Run All Night marks the third collaboration between Neeson and director Jaume Collet-Serra (The Unknown and Non-Stop). Both previous team-ups were high concept, slightly daft but none-the-less enjoyable action thrillers. Much in those films rested on the screen presence of Neeson and his ability to add depth to the two-dimensional characters put before him in script format. Not only can Neeson deliver believability in the characters he’s playing, but also in their physicality and actions. He’s certainly not out of place when the shit hits the fan and the carnage ensues.
Run All Night is a more straight down the middle film than the previous two Collet-Serra collaborations. There’s no high concept here or need for a third act twist, it’s just a gritty, balls to the wall action thriller very much in the vein of the sort of revenge themed films of the 70’s. When Michael Conlon witnesses the son of crime boss Shawn Maguire (Ed Harris) killing a couple of Albanian drug dealers in a deal gone bad, Maguire junior (Boyd Holbrook) goes after Conlon with the intention of killing him. Jimmy Conlon (Neeson), childhood friend (and former employee) of Shawn, intervenes and kills Shawn’s son. Maguire demands retribution. He wants Michael dead, but Jimmy must do everything in his power, over the course of one night to make sure his estranged son survives, whilst also clearing Mike’s name having been implicated for an ever growing line up of dead bodies.
This is a dark, brooding and relentless action thriller. There’s nothing new here whatsoever. It’s steeped in darkness and the sort of mood that was prevalent throughout American cinema in the 70’s. Jimmy is a character drinking himself into the grave, haunted by the sins of his past. It’s not a cheery movie and doesn’t aim to paint many of the characters in a positive light, but there is hope for Michael, and it’s that which drives Jimmy to keep his son alive, whilst ensuring that Mike doesn’t get blood on his hands.
The cast really elevate the simple idea. Neeson is typically solid in this sort of role. Once again he portrays his character with pathos and believability, and of course when push comes to shove, he’s believable as a physical force. Ed Harris adds a lot of texture to his role. Again, it’s not a role that breaks any new ground, and much like Neeson, Harris can do this sort of thing in his sleep, but he’s fantastic here and the scenes between he and Neeson in particular are very good. They take the familiar, what we have seen in other films of this genre many times and elevate those scenes. Elsewhere Holbrook impresses in his brief role as Danny Maguire and Joel Kinnaman is also very good as Mike. Nick Nolte pops up briefly, if only to leave audiences wondering just what the hell has happened to Nick Nolte.
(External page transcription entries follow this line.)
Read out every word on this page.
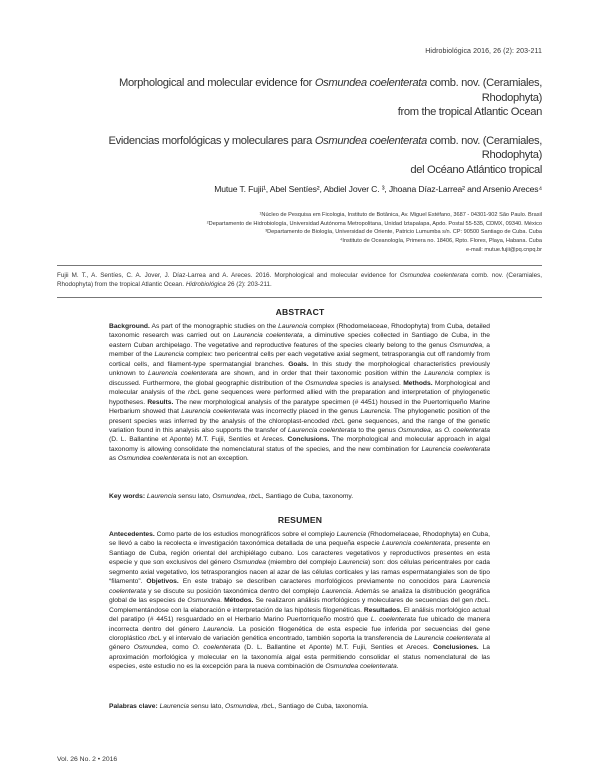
Hidrobiológica 2016, 26 (2): 203-211
Morphological and molecular evidence for Osmundea coelenterata comb. nov. (Ceramiales, Rhodophyta)
from the tropical Atlantic Ocean
Evidencias morfológicas y moleculares para Osmundea coelenterata comb. nov. (Ceramiales, Rhodophyta)
del Océano Atlántico tropical
Mutue T. Fujii¹, Abel Sentíes², Abdiel Jover C. ³, Jhoana Díaz-Larrea² and Arsenio Areces⁴
¹Núcleo de Pesquisa em Ficologia, Instituto de Botânica, Av. Miguel Estéfano, 3687 - 04301-902 São Paulo. Brasil
²Departamento de Hidrobiología, Universidad Autónoma Metropolitana, Unidad Iztapalapa, Apdo. Postal 55-535, CDMX, 09340. México
³Departamento de Biología, Universidad de Oriente, Patricio Lumumba s/n. CP: 90500 Santiago de Cuba. Cuba
⁴Instituto de Oceanología, Primera no. 18406, Rpto. Flores, Playa, Habana. Cuba
e-mail: mutue.fujii@pq.cnpq.br
Fujii M. T., A. Sentíes, C. A. Jover, J. Díaz-Larrea and A. Areces. 2016. Morphological and molecular evidence for Osmundea coelenterata comb. nov. (Ceramiales, Rhodophyta) from the tropical Atlantic Ocean. Hidrobiológica 26 (2): 203-211.
ABSTRACT
Background. As part of the monographic studies on the Laurencia complex (Rhodomelaceae, Rhodophyta) from Cuba, detailed taxonomic research was carried out on Laurencia coelenterata, a diminutive species collected in Santiago de Cuba, in the eastern Cuban archipelago. The vegetative and reproductive features of the species clearly belong to the genus Osmundea, a member of the Laurencia complex: two pericentral cells per each vegetative axial segment, tetrasporangia cut off randomly from cortical cells, and filament-type spermatangial branches. Goals. In this study the morphological characteristics previously unknown to Laurencia coelenterata are shown, and in order that their taxonomic position within the Laurencia complex is discussed. Furthermore, the global geographic distribution of the Osmundea species is analysed. Methods. Morphological and molecular analysis of the rbcL gene sequences were performed allied with the preparation and interpretation of phylogenetic hypotheses. Results. The new morphological analysis of the paratype specimen (# 4451) housed in the Puertorriqueño Marine Herbarium showed that Laurencia coelenterata was incorrectly placed in the genus Laurencia. The phylogenetic position of the present species was inferred by the analysis of the chloroplast-encoded rbcL gene sequences, and the range of the genetic variation found in this analysis also supports the transfer of Laurencia coelenterata to the genus Osmundea, as O. coelenterata (D. L. Ballantine et Aponte) M.T. Fujii, Sentíes et Areces. Conclusions. The morphological and molecular approach in algal taxonomy is allowing consolidate the nomenclatural status of the species, and the new combination for Laurencia coelenterata as Osmundea coelenterata is not an exception.
Key words: Laurencia sensu lato, Osmundea, rbcL, Santiago de Cuba, taxonomy.
RESUMEN
Antecedentes. Como parte de los estudios monográficos sobre el complejo Laurencia (Rhodomelaceae, Rhodophyta) en Cuba, se llevó a cabo la recolecta e investigación taxonómica detallada de una pequeña especie Laurencia coelenterata, presente en Santiago de Cuba, región oriental del archipiélago cubano. Los caracteres vegetativos y reproductivos presentes en esta especie y que son exclusivos del género Osmundea (miembro del complejo Laurencia) son: dos células pericentrales por cada segmento axial vegetativo, los tetrasporangios nacen al azar de las células corticales y las ramas espermatangiales son de tipo “filamento”. Objetivos. En este trabajo se describen caracteres morfológicos previamente no conocidos para Laurencia coelenterata y se discute su posición taxonómica dentro del complejo Laurencia. Además se analiza la distribución geográfica global de las especies de Osmundea. Métodos. Se realizaron análisis morfológicos y moleculares de secuencias del gen rbcL. Complementándose con la elaboración e interpretación de las hipótesis filogenéticas. Resultados. El análisis morfológico actual del paratipo (# 4451) resguardado en el Herbario Marino Puertorriqueño mostró que L. coelenterata fue ubicado de manera incorrecta dentro del género Laurencia. La posición filogenética de esta especie fue inferida por secuencias del gene cloroplástico rbcL y el intervalo de variación genética encontrado, también soporta la transferencia de Laurencia coelenterata al género Osmundea, como O. coelenterata (D. L. Ballantine et Aponte) M.T. Fujii, Sentíes et Areces. Conclusiones. La aproximación morfológica y molecular en la taxonomía algal esta permitiendo consolidar el status nomenclatural de las especies, este estudio no es la excepción para la nueva combinación de Osmundea coelenterata.
Palabras clave: Laurencia sensu lato, Osmundea, rbcL, Santiago de Cuba, taxonomía.
Vol. 26 No. 2 • 2016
There is a decent amount of action here. Collet-Sera perhaps indulges in a few too many stylistic flourishes but on the whole it’s a good looking film with some solid set pieces (without anything greatly memorable). The music by Junkie XL (yes…seriously) is rousing, if a little formulaic.
Ultimately as the early box office takings suggest, this is a solid enough thriller, but the lack of a high concept probably hasn’t helped in attracting a bigger audience as Non-Stop did (and the R rating means a smaller audience too). Much like A Walk Among the Tombstones, it’ll do solid and unspectacular business and is a decent time passer. Not memorable, not ground breaking in any way, but delivered by a talented cast and serviceable director.